The final phase of his career, whose seven albums between 1973 and 1979 the boxset collects, is full of discoveries. There’s Cumbia & Jazz (1977), in which calypso mixes with hard-bop and gospel. He had a conservatory education in classical fundamentals, the starting point of his career back when his main instrument was the trombone. But he used to say that his music came from the church. Truth be told, it had always had that spiritual and archaic drive, celebratory of the African-American community, but he elevated the sound with his great knowledge of jazz and European classical music. He could speak just as easily of Bach and Debussy as Freddie Webster or Art Tatum.

The most impressive findings in the boxset are albums Mingus Moves (1973), Changes One (1973) and Changes Two (1974). They are three very different works that, due to their instrumental textures, abrasive tonalities and vibrant emotional registers, would be a milestone for any top-notch jazz musician today. A controversial player who never left anyone indifferent to his work, Mingus came into the world in a small town in Arizona, though he would grow up in Watts, one of the most troubled neighborhoods in Los Angeles. His biography is that of a self-made man, a story well-told in his memoir Beneath the Underdog.

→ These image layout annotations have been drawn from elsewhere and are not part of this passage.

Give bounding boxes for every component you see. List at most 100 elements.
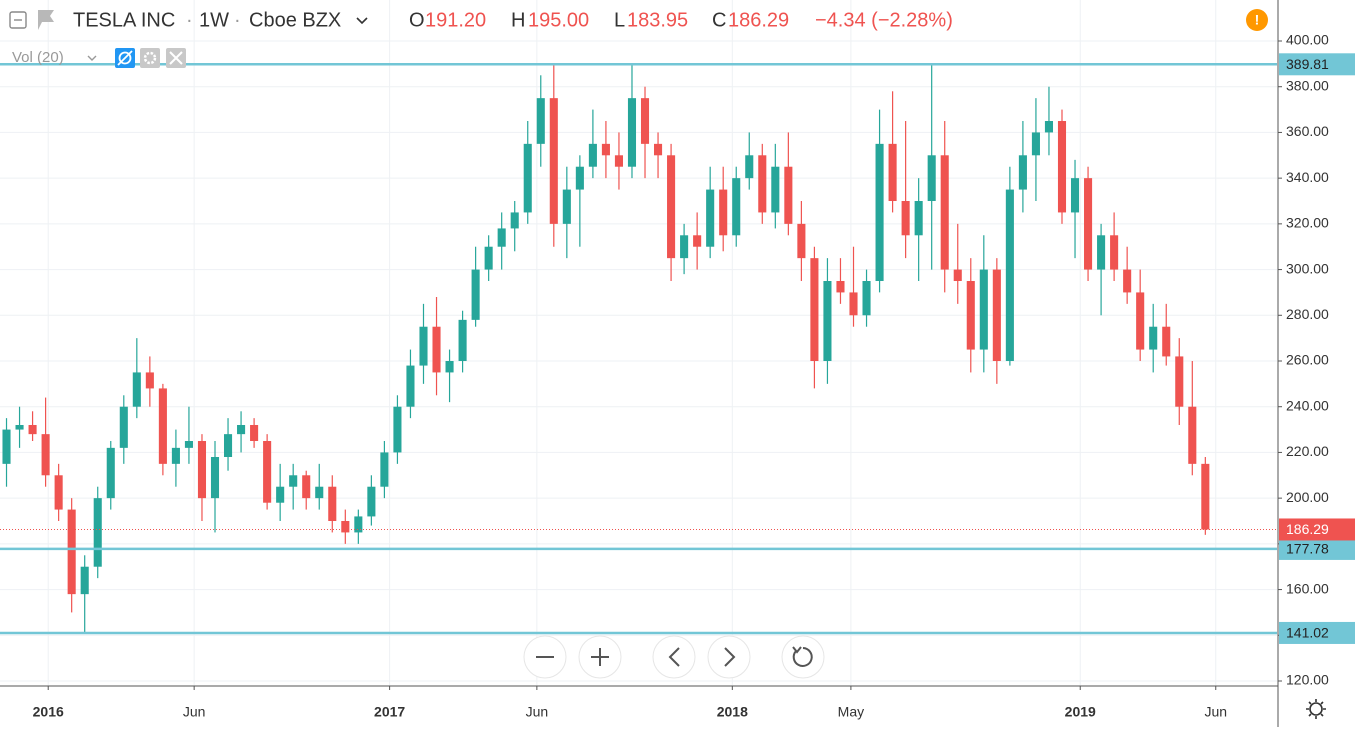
- scroll-right-button[interactable]: [707, 635, 751, 679]
- y-tick-label: 120.00: [1286, 672, 1329, 688]
- gear-icon: [143, 51, 157, 65]
- plot: [0, 63, 1277, 635]
- y-tick-label: 260.00: [1286, 352, 1329, 368]
- candle-body: [914, 201, 923, 236]
- collapse-icon[interactable]: [9, 11, 27, 29]
- candle-body: [93, 498, 102, 567]
- y-tick-label: 400.00: [1286, 32, 1329, 48]
- candle-body: [875, 143, 884, 282]
- settings-button[interactable]: [140, 48, 160, 68]
- remove-icon: [169, 51, 183, 65]
- scroll-left-button[interactable]: [652, 635, 696, 679]
- candle-body: [354, 516, 363, 533]
- candle-body: [471, 269, 480, 320]
- candle-body: [758, 155, 767, 213]
- candle-body: [966, 281, 975, 350]
- candle-body: [862, 281, 871, 316]
- level-label: 177.78: [1286, 541, 1329, 557]
- level-label-box: [1279, 621, 1355, 644]
- indicator-name: Vol (20): [12, 49, 64, 66]
- candle-body: [992, 269, 1001, 361]
- indicator-dropdown[interactable]: [87, 55, 97, 61]
- high-value: 195.00: [528, 9, 589, 31]
- dropdown-icon[interactable]: [356, 17, 368, 25]
- alert-icon[interactable]: [1246, 9, 1268, 31]
- axes: 120.00140.00160.00180.00200.00220.00240.…: [33, 32, 1355, 720]
- candle-body: [1005, 189, 1014, 361]
- y-tick-label: 280.00: [1286, 306, 1329, 322]
- candle-body: [145, 372, 154, 389]
- candle-body: [2, 429, 11, 464]
- candle-body: [771, 166, 780, 213]
- candle-body: [1110, 235, 1119, 270]
- candle-body: [732, 178, 741, 236]
- x-tick-label: Jun: [526, 704, 549, 720]
- candle-body: [706, 189, 715, 247]
- candle-body: [614, 155, 623, 167]
- candle-body: [237, 424, 246, 435]
- candle-body: [823, 281, 832, 361]
- candle-body: [523, 143, 532, 213]
- y-tick-label: 340.00: [1286, 169, 1329, 185]
- candle-body: [328, 486, 337, 521]
- candle-body: [54, 475, 63, 510]
- candle-body: [1201, 463, 1210, 530]
- x-tick-label: Jun: [1204, 704, 1227, 720]
- candle-body: [797, 223, 806, 259]
- y-tick-label: 360.00: [1286, 123, 1329, 139]
- last-price-label: 186.29: [1286, 521, 1329, 537]
- level-label-box: [1279, 53, 1355, 76]
- candle-body: [223, 434, 233, 457]
- candle-body: [940, 155, 949, 270]
- settings-icon[interactable]: [1309, 702, 1323, 716]
- candle-body: [276, 486, 285, 503]
- zoom-in-icon: [591, 648, 609, 666]
- y-tick-label: 200.00: [1286, 489, 1329, 505]
- candle-body: [67, 509, 76, 595]
- candle-body: [210, 456, 220, 499]
- header: TESLA INC · 1W · Cboe BZX O 191.20 H 195…: [73, 9, 953, 31]
- hide-icon: [118, 51, 132, 65]
- reset-button[interactable]: [781, 635, 825, 679]
- open-key: O: [409, 9, 425, 31]
- candle-body: [693, 235, 702, 247]
- navigation: [523, 635, 825, 679]
- high-key: H: [511, 9, 525, 31]
- candle-body: [745, 155, 754, 179]
- candle-body: [302, 475, 311, 499]
- x-tick-label: 2017: [374, 704, 405, 720]
- candle-body: [1018, 155, 1027, 190]
- candle-body: [341, 520, 350, 533]
- separator: ·: [234, 9, 241, 31]
- y-tick-label: 380.00: [1286, 77, 1329, 93]
- candle-body: [784, 166, 793, 224]
- candle-body: [927, 155, 936, 202]
- x-tick-label: May: [838, 704, 864, 720]
- y-tick-label: 240.00: [1286, 397, 1329, 413]
- close-key: C: [712, 9, 726, 31]
- candle-body: [315, 486, 324, 499]
- candle-body: [406, 365, 415, 407]
- candle-body: [380, 452, 389, 487]
- candle-body: [80, 566, 89, 595]
- candle-body: [419, 326, 428, 366]
- low-key: L: [614, 9, 625, 31]
- candle-body: [1097, 235, 1106, 270]
- flag-icon[interactable]: [38, 10, 54, 30]
- y-tick-label: 160.00: [1286, 580, 1329, 596]
- candle-body: [1070, 178, 1080, 213]
- candle-body: [497, 228, 506, 247]
- candle-body: [1044, 121, 1054, 133]
- candle-body: [1162, 326, 1171, 357]
- candle-body: [106, 447, 115, 499]
- candle-body: [484, 246, 493, 270]
- candle-body: [1031, 132, 1040, 156]
- candle-body: [901, 201, 910, 236]
- last-price-box: [1279, 518, 1355, 541]
- candle-body: [1057, 121, 1067, 213]
- hide-icon-slash: [117, 50, 133, 66]
- y-tick-label: 220.00: [1286, 443, 1329, 459]
- reset-icon-arrow: [792, 646, 802, 654]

Originally published in 1971 and written in the third person, the book does not go about the business of autobiography as usual, choosing instead to tell the story of battles won and lost by “poor boy Mingus,” leaving out musical anecdotes and artistic achievements to delve into the psychology of a survival. Mingus became a neighborhood pimp working with prostitutes and at one point with music to work at the post office, a job that he enjoyed, and one that did not require him to fight the injustices of a record business he was forever calling out. “Jazz is not a profession. It is pure extortion,” he said. The book’s numerous passages on underworld and sexual experiences share space with descriptions of his father’s abuse and racial persecution. Mingus’ Black skin was the focus of problems not only with whites, but also in the ghetto, where some considered him too light due to his Chinese and British heritage.

Beneath the Underdog requires the reader to let go of preconceived notions regarding its author, as he himself did with his music. Mingus, who ended up tired and disillusioned with the music business, and who was not an admirer of free jazz, and was forever fearless and tirelessly independent. The artist could soothe and seduce then, moments later, shake you up and slap you around. His was an unpredictable rhythm. “Art only represents the life of an individual,” he said in a 1971 interview. This individual was a force of nature who represented a one-of-a-kind spectacle: a jazz volcano.